05
Evals & Observability
Evaluation is the production gate of AI systems: the discipline that catches regressions before your users do, and separates the few GenAI projects that ship from the many that stall.
Topics we expect - Eval-driven development in practice
- LLM observability and distributed tracing
- LLM-as-a-judge and human feedback loops
- Regression testing for non-deterministic systems
- Reliability engineering for AI features
We want to hear from: AI engineers, ML engineers, data scientists, and tech leads who run evals in production and can show how they changed engineering decisions.
06
Context & Memory Engineering
A large share of agent failures are context failures. Deciding what enters the context window, what gets retrieved, what gets remembered, and at what cost, has become an engineering discipline of its own.

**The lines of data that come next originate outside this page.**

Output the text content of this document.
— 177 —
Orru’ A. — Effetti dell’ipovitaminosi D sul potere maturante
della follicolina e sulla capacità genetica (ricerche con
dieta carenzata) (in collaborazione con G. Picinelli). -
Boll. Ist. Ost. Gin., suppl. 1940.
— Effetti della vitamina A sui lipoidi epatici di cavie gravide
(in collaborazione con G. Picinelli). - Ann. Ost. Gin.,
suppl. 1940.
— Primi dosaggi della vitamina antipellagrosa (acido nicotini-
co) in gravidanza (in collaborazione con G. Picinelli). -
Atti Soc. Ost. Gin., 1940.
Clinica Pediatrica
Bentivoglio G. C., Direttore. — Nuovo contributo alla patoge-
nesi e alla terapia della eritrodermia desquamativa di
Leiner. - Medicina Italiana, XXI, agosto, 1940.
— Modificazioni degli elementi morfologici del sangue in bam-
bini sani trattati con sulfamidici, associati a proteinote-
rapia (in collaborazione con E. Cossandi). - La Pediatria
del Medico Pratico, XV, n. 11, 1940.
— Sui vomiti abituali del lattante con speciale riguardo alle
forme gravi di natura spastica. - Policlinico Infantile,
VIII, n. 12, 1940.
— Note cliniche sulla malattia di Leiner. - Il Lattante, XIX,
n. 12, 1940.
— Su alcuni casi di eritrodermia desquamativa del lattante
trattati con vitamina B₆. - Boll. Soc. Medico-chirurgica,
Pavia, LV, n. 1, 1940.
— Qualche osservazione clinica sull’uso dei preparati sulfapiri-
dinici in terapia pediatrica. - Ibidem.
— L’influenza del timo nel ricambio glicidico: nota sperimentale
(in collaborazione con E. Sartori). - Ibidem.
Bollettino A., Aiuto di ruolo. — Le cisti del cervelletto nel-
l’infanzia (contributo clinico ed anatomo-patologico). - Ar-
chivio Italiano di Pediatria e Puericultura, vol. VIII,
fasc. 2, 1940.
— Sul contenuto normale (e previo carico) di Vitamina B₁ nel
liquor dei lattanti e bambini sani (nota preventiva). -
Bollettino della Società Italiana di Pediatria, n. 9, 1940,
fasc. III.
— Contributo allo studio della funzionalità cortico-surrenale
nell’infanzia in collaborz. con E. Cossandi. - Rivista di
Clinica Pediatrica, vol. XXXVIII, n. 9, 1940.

Topics we expect - Context design beyond prompt engineering
- Retrieval strategies: agentic retrieval, RAG evolutions, long-context trade-offs
- Short-term and long-term agent memory as an infrastructure component
- Cost / quality / latency arbitration in context design
We want to hear from: AI engineers, data scientists, and software engineers who build LLM systems and have hard-won lessons about what belongs in the context.
07
Agentic Architectures & Orchestration
Agent architectures that ship, and a clear-eyed look at those that should not have been built.
Topics we expect - Architectures of production agentic systems, end to end
- When you do NOT need multi-agent systems
- MCP and tool integration at scale
- Orchestration patterns, failure modes, and post-mortems
We want to hear from: AI engineers, software engineers, architects, and tech leads running agents in production, especially the ones willing to share what failed.
08
Security, Sovereignty & Cost Control
Keeping control of your AI systems: who they talk to, what they can do, where they run, and what they cost.
Topics we expect - Prompt injection in the real world, and defenses that hold
- Identity, least privilege, and accountability for agents
- The MCP attack surface
- Open-weight and European models: self-hosting as a control decision
- Taming inference costs: model selection, caching, routing, FinOps for AI workloads
We want to hear from: AI engineers, security engineers, platform engineers, CISOs, and CTOs who secure, localize, or pay for AI systems at scale.